Holiness
Life Changing One Word Truths — Devotion 14 of 20
1 Peter 1:15-16 — “But as he who called you is holy, you also be holy in all your conduct, since it is written, ‘You shall be holy, for I am holy.’”
Opening Reflection
Holiness is a word that has fallen on hard times in the believer's vocabulary. To some it sounds like an old-fashioned moralism — a list of rules to keep and pleasures to avoid. To others it sounds like an unreachable perfection that paralyzes the soul before it can take a single step. Scripture means something different and far greater than either. The biblical word for holiness carries the sense of being set apart — distinct, devoted, belonging to God. It is first and foremost a description of who God is, and only then a description of what He calls His people to become. To recover the weight of this word, the believer must let Scripture begin where Scripture itself begins: with the holiness of God.
Taking a Devotional View
Peter writes to scattered believers facing pressure to drift back into the patterns of their former life, and he reaches all the way back to Leviticus to ground his appeal: “But as he who called you is holy, you also be holy in all your conduct, since it is written, ‘You shall be holy, for I am holy.’” The order of the sentence is the heart of the matter. Peter does not begin with the command; he begins with the One who issues it. The God who has called His people is holy — perfectly pure, set apart in His own being from every shadow of sin. Because of who He is, His people are now called to a life that bears the family likeness. “In all your conduct” is comprehensive — not in the religious moments only, but in the whole of daily life. Holiness in this frame is neither rule-keeping for its own sake nor an unreachable ideal; it is the natural calling of those who belong to a holy God.
The same shape appears across Scripture. The Lord declared to Israel in the wilderness, “For I am the LORD your God. Consecrate yourselves therefore, and be holy, for I am holy” (Leviticus 11:44), and again, “You shall be holy, for I the LORD your God am holy” (Leviticus 19:2). Holiness is rooted in God's own character, never in the believer's achievement. Paul tells the Ephesians that this calling reaches all the way back into eternity past: God “chose us in him before the foundation of the world, that we should be holy and blameless before him” (Ephesians 1:4). And the New Testament makes clear that holiness is to be actively pursued in the believer's present life: “Strive for peace with everyone, and for the holiness without which no one will see the Lord” (Hebrews 12:14), and “let us cleanse ourselves from every defilement of body and spirit, bringing holiness to completion in the fear of God” (2 Corinthians 7:1).

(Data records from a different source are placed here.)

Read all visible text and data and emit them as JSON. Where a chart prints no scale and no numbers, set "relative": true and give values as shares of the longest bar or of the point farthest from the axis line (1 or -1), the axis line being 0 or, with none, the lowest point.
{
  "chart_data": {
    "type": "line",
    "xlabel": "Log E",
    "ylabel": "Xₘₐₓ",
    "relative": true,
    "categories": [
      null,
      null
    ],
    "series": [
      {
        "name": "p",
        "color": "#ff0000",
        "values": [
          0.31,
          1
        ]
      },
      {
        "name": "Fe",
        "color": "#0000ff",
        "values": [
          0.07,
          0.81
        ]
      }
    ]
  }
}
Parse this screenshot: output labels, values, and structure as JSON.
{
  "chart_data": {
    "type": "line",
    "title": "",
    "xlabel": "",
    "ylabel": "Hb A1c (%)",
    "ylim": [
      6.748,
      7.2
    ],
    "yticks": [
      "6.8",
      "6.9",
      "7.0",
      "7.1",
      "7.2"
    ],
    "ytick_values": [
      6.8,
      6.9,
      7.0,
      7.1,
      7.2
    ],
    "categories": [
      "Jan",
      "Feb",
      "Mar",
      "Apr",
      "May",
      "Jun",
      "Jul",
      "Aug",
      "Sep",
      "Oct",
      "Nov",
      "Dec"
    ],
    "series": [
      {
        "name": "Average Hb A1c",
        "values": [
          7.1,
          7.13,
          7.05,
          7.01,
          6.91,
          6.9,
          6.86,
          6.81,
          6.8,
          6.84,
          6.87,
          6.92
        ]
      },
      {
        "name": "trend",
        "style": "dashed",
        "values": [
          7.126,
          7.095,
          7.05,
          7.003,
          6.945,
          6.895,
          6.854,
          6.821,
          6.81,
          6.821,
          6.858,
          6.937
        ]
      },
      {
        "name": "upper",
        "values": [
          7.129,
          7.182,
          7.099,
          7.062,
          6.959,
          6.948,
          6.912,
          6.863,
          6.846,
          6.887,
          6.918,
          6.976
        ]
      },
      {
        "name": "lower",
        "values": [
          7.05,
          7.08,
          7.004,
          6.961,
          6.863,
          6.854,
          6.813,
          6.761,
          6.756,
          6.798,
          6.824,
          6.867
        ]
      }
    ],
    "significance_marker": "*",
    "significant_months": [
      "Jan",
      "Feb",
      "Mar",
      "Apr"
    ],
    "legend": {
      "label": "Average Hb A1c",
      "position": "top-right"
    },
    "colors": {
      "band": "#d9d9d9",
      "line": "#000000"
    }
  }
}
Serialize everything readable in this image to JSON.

Holiness is not a status the believer earns; it is a life into which the believer has been called, and it is shaped by the very holiness of the God who calls.
Key Thoughts & Takeaways
Key Thoughts
- Holiness is first a description of who God is, and only then a description of what He calls His people to become (1 Peter 1:15-16; Leviticus 19:2).

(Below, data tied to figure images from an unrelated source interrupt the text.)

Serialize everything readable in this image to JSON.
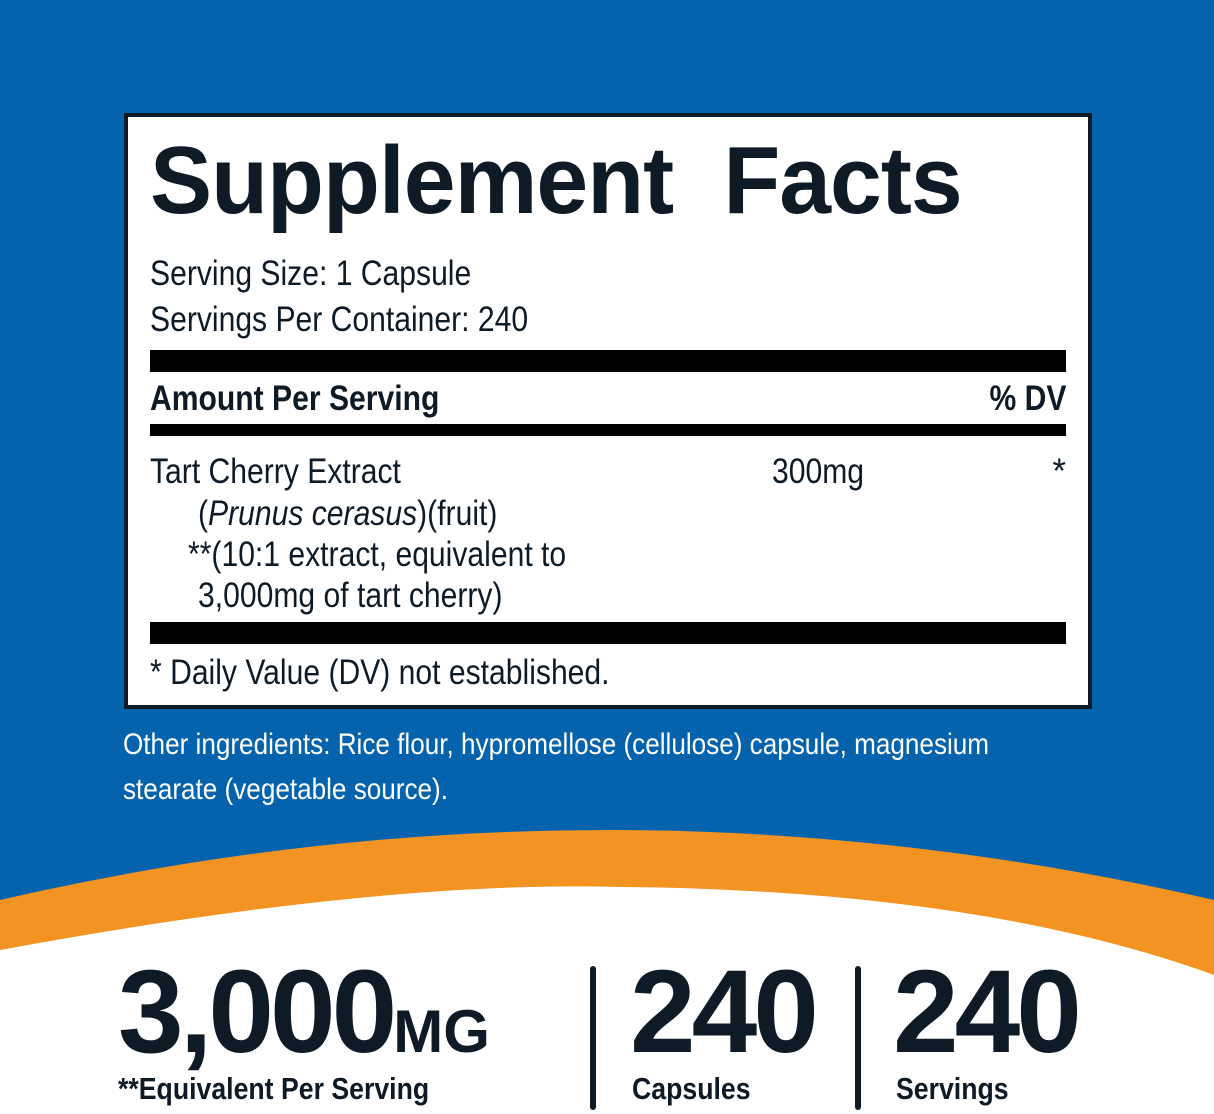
{
  "colors": {
    "background_blue": "#0563ae",
    "accent_orange": "#f29322",
    "text_dark": "#0e1a26"
  },
  "label": {
    "title": "Supplement Facts",
    "serving_size": "Serving Size: 1 Capsule",
    "servings_per_container": "Servings Per Container: 240",
    "amount_header": "Amount Per Serving",
    "dv_header": "% DV",
    "ingredient": {
      "name": "Tart Cherry Extract",
      "latin_open": "(",
      "latin": "Prunus cerasus",
      "latin_close": ")(fruit)",
      "note_line1": "**(10:1 extract, equivalent to",
      "note_line2": "3,000mg of tart cherry)",
      "amount": "300mg",
      "dv": "*"
    },
    "footnote": "* Daily Value (DV) not established."
  },
  "other_ingredients": {
    "line1": "Other ingredients: Rice flour, hypromellose (cellulose) capsule, magnesium",
    "line2": "stearate (vegetable source)."
  },
  "stats": [
    {
      "value": "3,000",
      "unit": "MG",
      "label": "**Equivalent Per Serving"
    },
    {
      "value": "240",
      "label": "Capsules"
    },
    {
      "value": "240",
      "label": "Servings"
    }
  ]
}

- Biblical holiness means being set apart — distinct, devoted, belonging to God — not merely keeping a list of rules (1 Peter 1:15).
- Holiness reaches into every part of life — “in all your conduct,” not only in religious moments (1 Peter 1:15).
- The believer is called to actively pursue holiness, cleansing the life of what defiles, while resting in the One whose calling came before the foundation of the world (Ephesians 1:4; Hebrews 12:14; 2 Corinthians 7:1).
Ask Yourself
- Do I think of holiness first in terms of God's character, or first in terms of rules I am expected to keep?
- Are there areas of my conduct I have quietly excluded from the call to “be holy in all your conduct”?
- Where is the holiness of God exposing a defilement I have been carrying without grieving?
- Am I pursuing holiness as the natural calling of one who belongs to God, or treating it as optional?
Father, I thank You that You are holy — set apart, pure, glorious in Your own being — and that You have called me to belong to You. Forgive me for the ways I have shrunk holiness to a list of rules, or for the ways I have despaired of it as out of reach. Anchor me again in the truth that the call to be holy rests on the fact that You are. Cleanse what needs cleansing in my body and spirit, set apart what has drifted, and shape the whole of my conduct today into something that bears Your family likeness. In Jesus' name, amen.